THE hero cop blinded by killer Raoul Moat confronted Theresa May yesterday over police pay.
PC David Rathband spoke out as the Home Secretary faced cops' fury at the Police Federation conference.
Speaking via video-link, PC Rathband - who suffered horrific injuries when Moat blasted him in the face last July - asked Mrs May: "I was paid 35,000 last year. Do you think I'm paid too much?"
Mrs May replied: "I'm not sitting here saying to any individual officer your pay is wrong."
PC Rathband's powerful intervention came as a string of cops hit out at Government plans to slash police budgets by a fifth.
Delegates accused Mrs May of betraying the police and her speech was greeted with silence.
Mrs May faced ridicule when she tried to defend big increases in the foreign aid budget.
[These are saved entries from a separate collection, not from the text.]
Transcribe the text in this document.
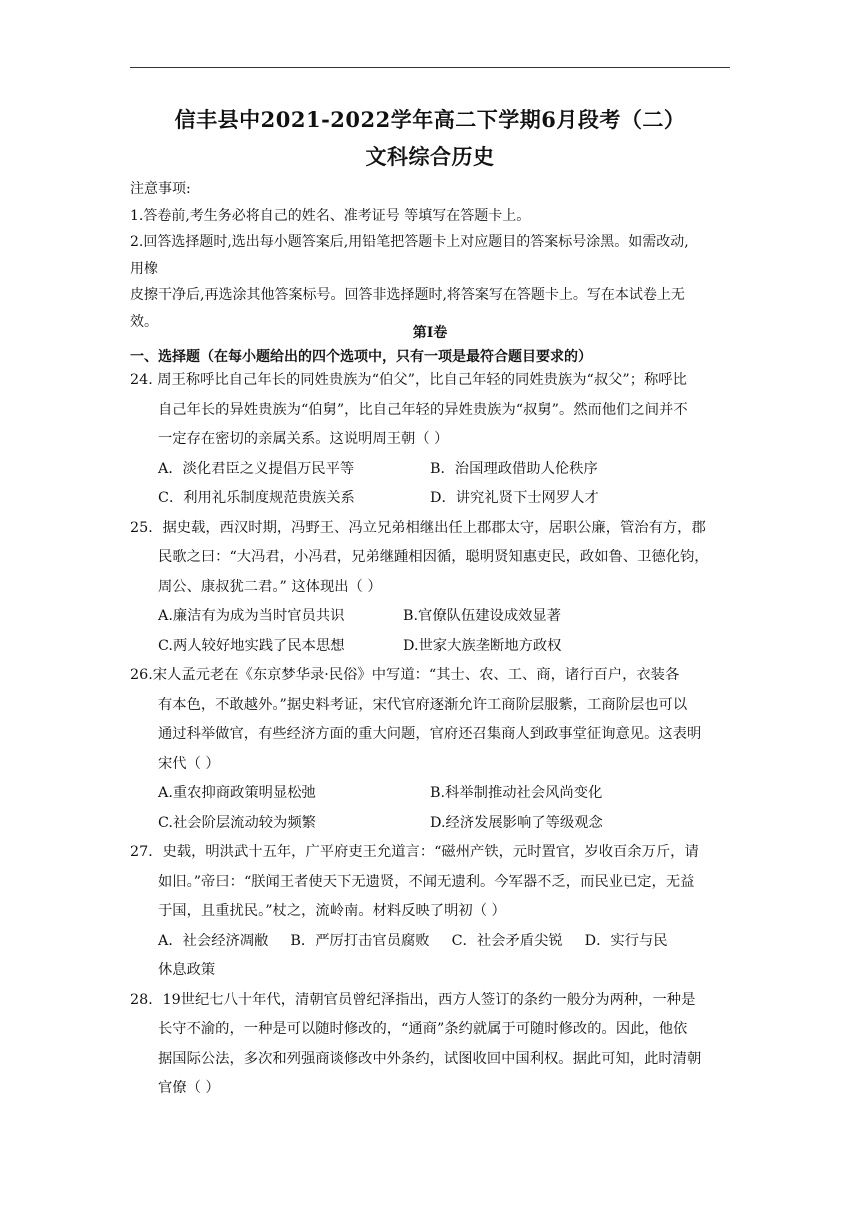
信丰县中2021-2022学年高二下学期6月段考（二）
文科综合历史
注意事项:
1.答卷前,考生务必将自己的姓名、准考证号 等填写在答题卡上。
2.回答选择题时,选出每小题答案后,用铅笔把答题卡上对应题目的答案标号涂黑。如需改动,
用橡
皮擦干净后,再选涂其他答案标号。回答非选择题时,将答案写在答题卡上。写在本试卷上无
效。
第I卷
一、选择题（在每小题给出的四个选项中，只有一项是最符合题目要求的）
24. 周王称呼比自己年长的同姓贵族为“伯父”，比自己年轻的同姓贵族为“叔父”；称呼比
自己年长的异姓贵族为“伯舅”，比自己年轻的异姓贵族为“叔舅”。然而他们之间并不
一定存在密切的亲属关系。这说明周王朝（ ）
A．淡化君臣之义提倡万民平等	B．治国理政借助人伦秩序
C．利用礼乐制度规范贵族关系	D．讲究礼贤下士网罗人才
25．据史载，西汉时期，冯野王、冯立兄弟相继出任上郡郡太守，居职公廉，管治有方，郡
民歌之曰：“大冯君，小冯君，兄弟继踵相因循，聪明贤知惠吏民，政如鲁、卫德化钧，
周公、康叔犹二君。” 这体现出（ ）
A.廉洁有为成为当时官员共识	B.官僚队伍建设成效显著
C.两人较好地实践了民本思想	D.世家大族垄断地方政权
26.宋人孟元老在《东京梦华录·民俗》中写道：“其士、农、工、商，诸行百户，衣装各
有本色，不敢越外。”据史料考证，宋代官府逐渐允许工商阶层服紫，工商阶层也可以
通过科举做官，有些经济方面的重大问题，官府还召集商人到政事堂征询意见。这表明
宋代（ ）
A.重农抑商政策明显松弛	B.科举制推动社会风尚变化
C.社会阶层流动较为频繁	D.经济发展影响了等级观念
27．史载，明洪武十五年，广平府吏王允道言：“磁州产铁，元时置官，岁收百余万斤，请
如旧。”帝曰：“朕闻王者使天下无遗贤，不闻无遗利。今军器不乏，而民业已定，无益
于国，且重扰民。”杖之，流岭南。材料反映了明初（ ）
A．社会经济凋敝 B．严厉打击官员腐败 C．社会矛盾尖锐 D．实行与民
休息政策
28．19世纪七八十年代，清朝官员曾纪泽指出，西方人签订的条约一般分为两种，一种是
长守不渝的，一种是可以随时修改的，“通商”条约就属于可随时修改的。因此，他依
据国际公法，多次和列强商谈修改中外条约，试图收回中国利权。据此可知，此时清朝
官僚（ ）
There was mocking laughter when she declared: "If you get aid right in certain parts of the world, such as Pakistan, it will reduce the possibility of terrorism on the streets of the UK."
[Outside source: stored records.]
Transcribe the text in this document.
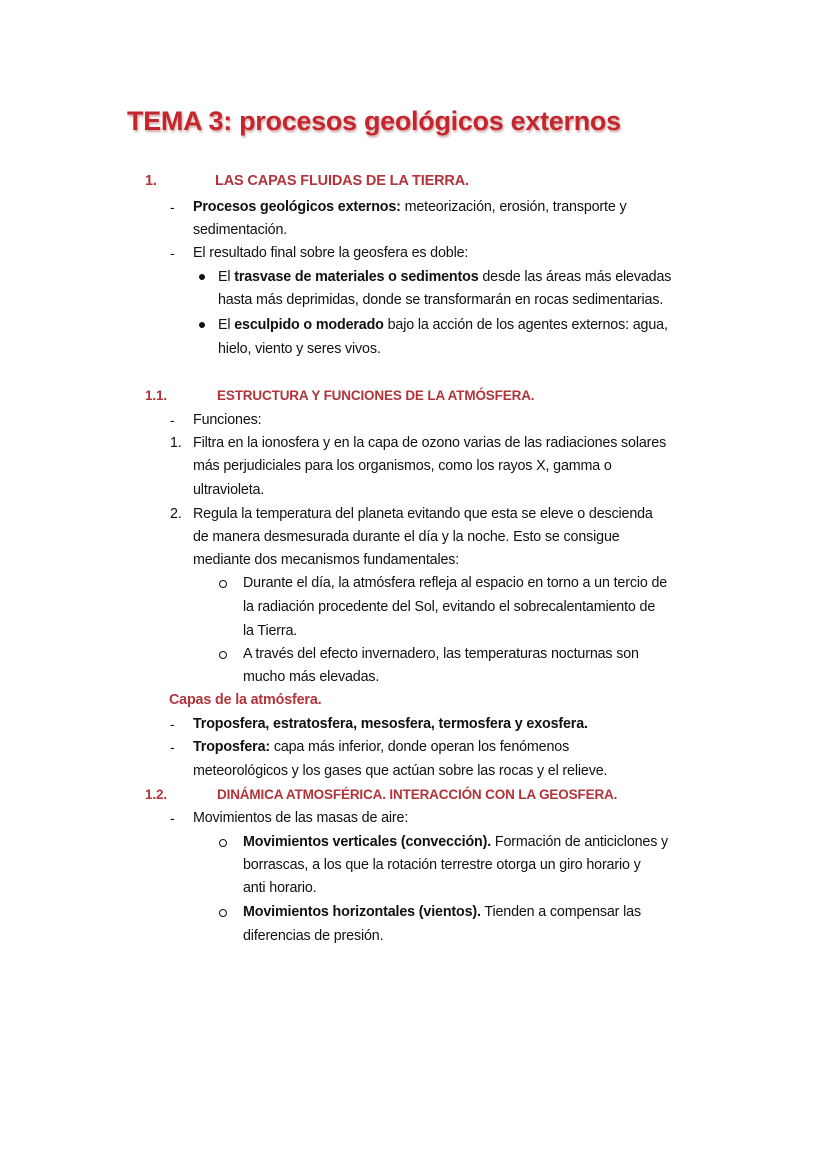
TEMA 3: procesos geológicos externos
1.	LAS CAPAS FLUIDAS DE LA TIERRA.
- Procesos geológicos externos: meteorización, erosión, transporte y
sedimentación.
- El resultado final sobre la geosfera es doble:
El trasvase de materiales o sedimentos desde las áreas más elevadas
hasta más deprimidas, donde se transformarán en rocas sedimentarias.
El esculpido o moderado bajo la acción de los agentes externos: agua,
hielo, viento y seres vivos.
1.1.	ESTRUCTURA Y FUNCIONES DE LA ATMÓSFERA.
- Funciones:
1. Filtra en la ionosfera y en la capa de ozono varias de las radiaciones solares
más perjudiciales para los organismos, como los rayos X, gamma o
ultravioleta.
2. Regula la temperatura del planeta evitando que esta se eleve o descienda
de manera desmesurada durante el día y la noche. Esto se consigue
mediante dos mecanismos fundamentales:
Durante el día, la atmósfera refleja al espacio en torno a un tercio de
la radiación procedente del Sol, evitando el sobrecalentamiento de
la Tierra.
A través del efecto invernadero, las temperaturas nocturnas son
mucho más elevadas.
Capas de la atmósfera.
- Troposfera, estratosfera, mesosfera, termosfera y exosfera.
- Troposfera: capa más inferior, donde operan los fenómenos
meteorológicos y los gases que actúan sobre las rocas y el relieve.
1.2.	DINÁMICA ATMOSFÉRICA. INTERACCIÓN CON LA GEOSFERA.
- Movimientos de las masas de aire:
Movimientos verticales (convección). Formación de anticiclones y
borrascas, a los que la rotación terrestre otorga un giro horario y
anti horario.
Movimientos horizontales (vientos). Tienden a compensar las
diferencias de presión.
One delegate - Sarah Adams from Derbyshire - got a standing ovation when she accused the Tories of breaking their pledge to "back the police".
She added: "Home Secretary, how can you expect police officers and the communities we serve to ever trust you or this Government again?"
Mrs May insisted: "It's not my job to duck the difficult decisions and to tell you what you want to hear."
Shadow Home Secretary Yvette Cooper said Mrs May's speech "shows she is still in denial about the damage her policies are causing to police forces and communities".